神明堂がコピー用紙販売窓口に、ベトナム国営工場と契約

南信州経済

[ 2010年 4月 7日 水曜日 15時01分 ]

 水引を素材としたさまざまな商品を提案・販売する神明堂(宮川佳久社長)=飯田市鼎名古熊=は5日、ベトナムの首相直轄国営工場のベトナムペーパーコーポレーションが製造するコピー用紙などの日本国内販売にかかわる総合販売窓口として、世界で初めて同社とライセンシー契約を結んだと発表した。

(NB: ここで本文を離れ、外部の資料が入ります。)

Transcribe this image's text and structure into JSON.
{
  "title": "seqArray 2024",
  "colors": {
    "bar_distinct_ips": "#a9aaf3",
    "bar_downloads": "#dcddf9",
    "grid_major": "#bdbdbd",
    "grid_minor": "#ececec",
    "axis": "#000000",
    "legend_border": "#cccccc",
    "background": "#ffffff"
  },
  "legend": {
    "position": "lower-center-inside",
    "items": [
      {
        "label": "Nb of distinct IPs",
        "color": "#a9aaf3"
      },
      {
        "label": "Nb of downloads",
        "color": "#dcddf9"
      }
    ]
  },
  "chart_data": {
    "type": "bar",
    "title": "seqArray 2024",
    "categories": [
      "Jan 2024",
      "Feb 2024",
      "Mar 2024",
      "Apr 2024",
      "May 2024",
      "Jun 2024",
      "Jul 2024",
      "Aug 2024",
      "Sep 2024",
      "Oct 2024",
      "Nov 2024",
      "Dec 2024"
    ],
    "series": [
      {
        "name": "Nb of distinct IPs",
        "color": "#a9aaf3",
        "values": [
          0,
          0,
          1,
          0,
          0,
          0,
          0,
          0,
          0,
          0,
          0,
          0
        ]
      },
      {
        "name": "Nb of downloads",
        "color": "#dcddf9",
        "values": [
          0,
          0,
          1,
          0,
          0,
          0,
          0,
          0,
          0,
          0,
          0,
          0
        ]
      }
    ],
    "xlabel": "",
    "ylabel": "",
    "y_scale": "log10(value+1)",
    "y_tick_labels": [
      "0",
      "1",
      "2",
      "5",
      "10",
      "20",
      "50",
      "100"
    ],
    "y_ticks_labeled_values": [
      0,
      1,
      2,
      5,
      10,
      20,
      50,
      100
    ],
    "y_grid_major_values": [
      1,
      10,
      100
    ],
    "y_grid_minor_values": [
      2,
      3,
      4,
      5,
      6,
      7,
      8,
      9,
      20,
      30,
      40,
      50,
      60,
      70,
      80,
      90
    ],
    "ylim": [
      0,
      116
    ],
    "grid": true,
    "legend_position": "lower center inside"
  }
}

 ベトナム国内では、今後におけるコピー用紙のほか紙やノートなどの加工品の大幅な需要拡大に対応するため、新規工場・機械増設に伴う国家計画が進行中で、その中には完全植林材使用紙の海外輸出販売計画も含む。日本国内でのコピー用紙はインドネシア製が大きなシェアを占めている現状から、神明堂に販売に関する窓口業務を一任。紙輸入国から輸出国への転換を視野に入れている。

 2006年からベトナムに海外製造拠点としての工場を持つ神明堂は、ベトナム国内での生産力アップを目指し工場増設および機械近代化に注力する同コーポレーションに対し、日本国内の取引先などを通じて機械の斡旋を行い、そこで築き上げた信頼関係が契約締結を生み出した。

 3月8日、同コーポレーション本社工場内コンベンションルームにおいてコーポレーション側から総裁、副総裁などの幹部出席を得て、2社間で契約、調印した。

 工場ではコピー用紙を年間5万トン製造でき、うち1万5000トンを輸出する計画。今後はノートや紙加工品も手掛けていく方針で、神明堂は今月1日に日本国内での販売窓口となる商事部を立ち上げ、文具商社や大型量販店など1200社ほどある同社取引先を中心に販売活動を展開していく。

 契約は同コーポレーションとコピー用紙仕入れ会社との直接契約になるが、神明堂には手数料が入る仕組み。宮川社長は「紙質も良く、流通の簡素化により原価を抑えてコスト削減を実現した。日本の商社の要求に応えられる橋渡し役に尽力したい」とし、さらに「今後、日本市場にベトナム製紙が加わり、大きく変化していくことが推察される。歴史的第一歩の一翼を担うことに対し重責を感じ、友好国ベトナムの発展に少しでも寄与できることを誇りに思いたい」と話している。